Hanung Sudah Maksimal
Sumber gambar: https://mataloka.wordpress.com/ |
Contradixie, Esai – Menonton novel Bumi Manusia, harus kuakui, membuatku terhibur.
Banyak sekali imajinasi yang tidak kudapatkan saat baca novelnya, bisa
kudapatkan di sini. Bahkan, imajinasiku yang paling liar pun.
Pertama, mungkin para penonton bisa mengamati bagaimana mimik Minke
ketika dirinya sedang dimonyetkan oleh Herman Mellema karena dirinya pribumi,
inlander. Aku ndak terbayang saja
sebelumnya kalau ekspresi ketika sedang direndahkan harus sampai memelototkan
mata ke lantai sedemikian rupa.
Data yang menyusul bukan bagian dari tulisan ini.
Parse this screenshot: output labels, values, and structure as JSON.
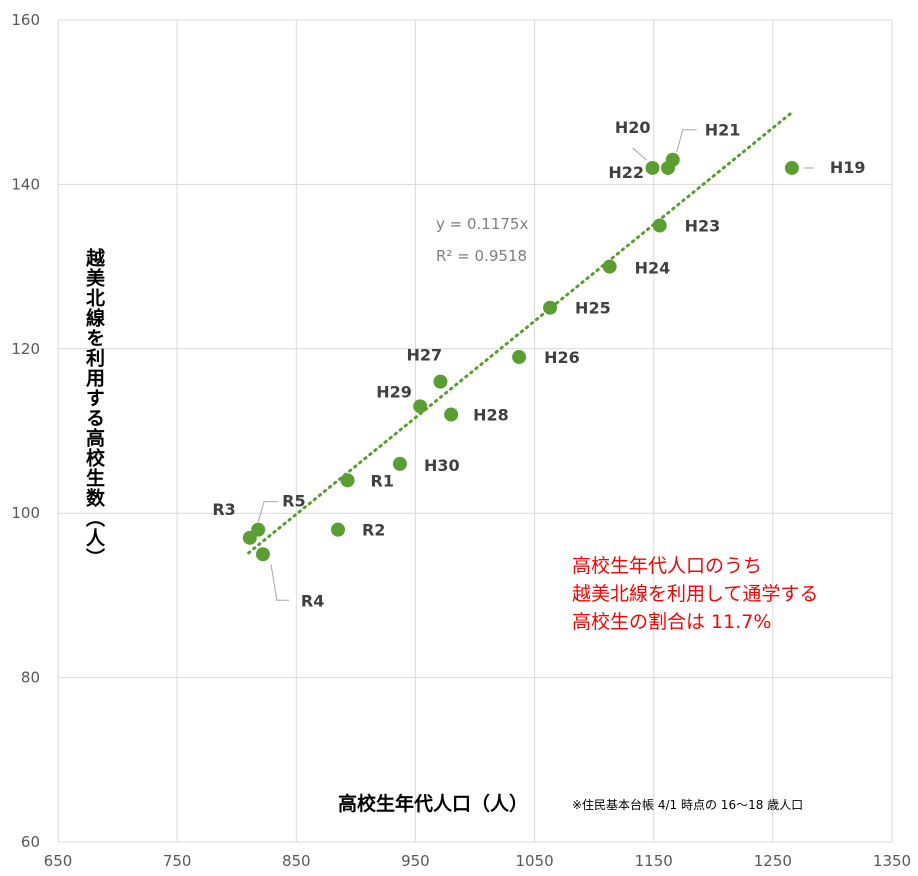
{
  "chart_data": {
    "type": "scatter",
    "xlabel": "高校生年代人口（人）",
    "ylabel": "越美北線を利用する高校生数（人）",
    "note": "※住民基本台帳 4/1 時点の 16〜18 歳人口",
    "xlim": [
      650,
      1350
    ],
    "ylim": [
      60,
      160
    ],
    "xticks": [
      "650",
      "750",
      "850",
      "950",
      "1050",
      "1150",
      "1250",
      "1350"
    ],
    "yticks": [
      "60",
      "80",
      "100",
      "120",
      "140",
      "160"
    ],
    "grid": true,
    "marker_color": "#5A9E32",
    "points": [
      {
        "label": "H19",
        "x": 1266,
        "y": 142
      },
      {
        "label": "H20",
        "x": 1149,
        "y": 142
      },
      {
        "label": "H21",
        "x": 1166,
        "y": 143
      },
      {
        "label": "H22",
        "x": 1162,
        "y": 142
      },
      {
        "label": "H23",
        "x": 1155,
        "y": 135
      },
      {
        "label": "H24",
        "x": 1113,
        "y": 130
      },
      {
        "label": "H25",
        "x": 1063,
        "y": 125
      },
      {
        "label": "H26",
        "x": 1037,
        "y": 119
      },
      {
        "label": "H27",
        "x": 971,
        "y": 116
      },
      {
        "label": "H28",
        "x": 980,
        "y": 112
      },
      {
        "label": "H29",
        "x": 954,
        "y": 113
      },
      {
        "label": "H30",
        "x": 937,
        "y": 106
      },
      {
        "label": "R1",
        "x": 893,
        "y": 104
      },
      {
        "label": "R2",
        "x": 885,
        "y": 98
      },
      {
        "label": "R3",
        "x": 811,
        "y": 97
      },
      {
        "label": "R4",
        "x": 822,
        "y": 95
      },
      {
        "label": "R5",
        "x": 818,
        "y": 98
      }
    ],
    "trendline": {
      "type": "linear-through-origin",
      "slope": 0.1175,
      "x_range": [
        810,
        1266
      ],
      "color": "#5A9E32",
      "equation": "y = 0.1175x",
      "r2": "R² = 0.9518"
    },
    "annotation": {
      "lines": [
        "高校生年代人口のうち",
        "越美北線を利用して通学する",
        "高校生の割合は  11.7%"
      ],
      "color": "#FF0000"
    }
  }
}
Tapi, rasa-rasanya memang sulit sih, sulit
sekali, untuk memerankan sesuatu yang kita sendiri, terbersit dalam pikiran
saja tidak pernah. Ya persis dengan bagaimana kita bisa memunculkan mimik
cemburu kalau selama 27 tahun hidup, tidak pernah jatuh cinta.
Kedua tentang pengaturan tempat. Saat membaca novelnya (duh mbaca
rek) yang muncul di benakku itu selayang kota yang tengah mengalami modernisasi
dengan hiruk pikuk karyawan dan mesin-mesin industri. Eh, tapi, ternyata
imajinasiku terlalu Eropa. Film ini berhasil memberiku bayangan baru jika
Surabaya pada awal abad 20 masih berupa desa-desa asri dengan beberapa gedung
megah yang halaman depan dan belakangnya susah dibedakan. Darinya pun, aku bisa
lebih memahami, apalagi bagi yang sudah lama di Jogja ya, jika jarak antara
kediaman Jean Marais dan Rumah Ann sama dengan jarak waduk sermo, Kulonprogo,
dengan Parangtritis. Jauh, Cuk, ternyata!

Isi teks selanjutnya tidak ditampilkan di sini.